I have made it no secret, my love for frequent flyer miles. Some people have their fantasy football, others their rock collections. Well, my hobby is miles.
It wasn’t until after a trip to Hawaii, where Lance and I both racked up nearly 10,000 American Airlines AAdvantage miles in one trip, that we began paying attention to miles (I mean, a one-way domestic ticket on AA is only 12.5K miles! We were SOOO close!). Then I started getting e-mails about signing up for Netflix (3K bonus miles on AA), or downloading the AAdvantage add-on toolbar (another 1K bonus). Pretty soon (and another trip to Hawaii later), Lance and I had accumulated enough miles for two round-trip tickets for our impending trip to Tokyo.
I mean, nearly free* tickets to Tokyo! The retail price for one of the same RT tix as of today is $1700.
(*In most cases, you’ll still get charged applicable taxes and 9/11 security fees and all that. Our trip was $110 in taxes between the two of us.)

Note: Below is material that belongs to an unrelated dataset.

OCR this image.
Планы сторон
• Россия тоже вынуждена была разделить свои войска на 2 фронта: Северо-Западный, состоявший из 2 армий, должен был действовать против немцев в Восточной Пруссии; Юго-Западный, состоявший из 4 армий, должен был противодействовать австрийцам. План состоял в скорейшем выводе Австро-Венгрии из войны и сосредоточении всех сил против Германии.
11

A lot of people ask how to play the FF game (read: it breaks my cold, stone heart when I hear of people throwing away miles because they didn’t join that airline’s loyalty program, so I usually sit them down and lecture them on how to set right their negligent ways). So, let me give you a primer:
- Join the loyalty clubs…for everything. This is your first step, usually doesn’t cost you anything and new memberships are usually incentivized with bonus miles. Even if you don’t use the program, it’s good to have in your back pocket (and, honestly, you join every new Pinterest and Gilt; why not add something else?)
- But…pick a few airlines and focus on them. While you’ll inevitably fly pretty much everything in your search for the cheapest fare, you’re likely to fly a few more often than not depending on who services your airport. (It’s essentially pointless for me to try and earn a bunch of JetBlue miles, for example, since that airline doesn’t fly to/from PHL). I like to play a three-tiered system, with a legacy airline like AA, a PHL-hub airline like US Airways, and a low-cost carrier like Southwest. I’m most likely to fly these guys, given my home airport; also, between the destinations of AA and US and their partner airlines, I can get to pretty much anywhere in the world.
- Don’t spend any more money…and still earn miles. Nearly every e-retailer has an FF incentive, if you take an extra step. If you go to your airline’s “shopping portal,” you can then get a specialized link to your retailer of choice, most offering anywhere from 3-5 miles per dollar spent. For example, we bought our new furniture from CB2 through the AAdvantage eShopping portal, and earned enough miles for a one-way domestic ticket that we wouldn’t have received otherwise. Granted, when awards tickets cost 12.5K, it’s gonna take you awhile to get there, but this is good way to build your miles balance over time.
- Earning FF miles with other partners. Most hotel chains will offer FF miles with your stay (for example, you can get 600 Southwest points per Best Western stay); same with rental car companies. This is another reason to sign up for loyalty programs, and if you travel for work, all the better!
- Stay up-to-date: Some of the best ways to get miles is through contests or promotions run by the airlines, though you probably won’t find out about these unless you follow those in the know on Facebook or Twitter. I recommend @GlobeTrotScott, @OneMileAtATime, or @ThePointsGuy for staying in-the-know.
- Be patient. By choosing to play the miles game, you’re requiring of yourself a Monopoly-like time commitment. There are really only a handful of ways that you’re going to earn miles quickly without going broke: traveling a lot for work, having a good credit card rewards program like Chase’s Ultimate Rewards (which allows you to transfer your UR points to FF or hotel points on a 1:1 ratio), and signing up for a bunch of airline credit cards. Otherwise, be prepared to see those miles build up slowly.
Now, I don’t play the credit card “churning” game (which is where you apply for a new miles-bonus credit card every 3-6 months), since it’s not only a lot to keep track of (when to open, when to close, annual fees, etc.), but I’m suspicious of its effect on my credit. Churning is a beloved method amongst your most die-hard of miles collectors, though, so if you’re curious, I recommend you check out this article on FlyerTalk on the rationale and strategy behind it.
I’m in envy and awe of those who have the resources and the time to amass huge amounts of miles and who can essentially travel anywhere at the world on a whim. My ideal job would be to travelogue on free miles, bouncing from one country to the next like some exotic game of hopscotch.
Lance can stay home and watch Kitty.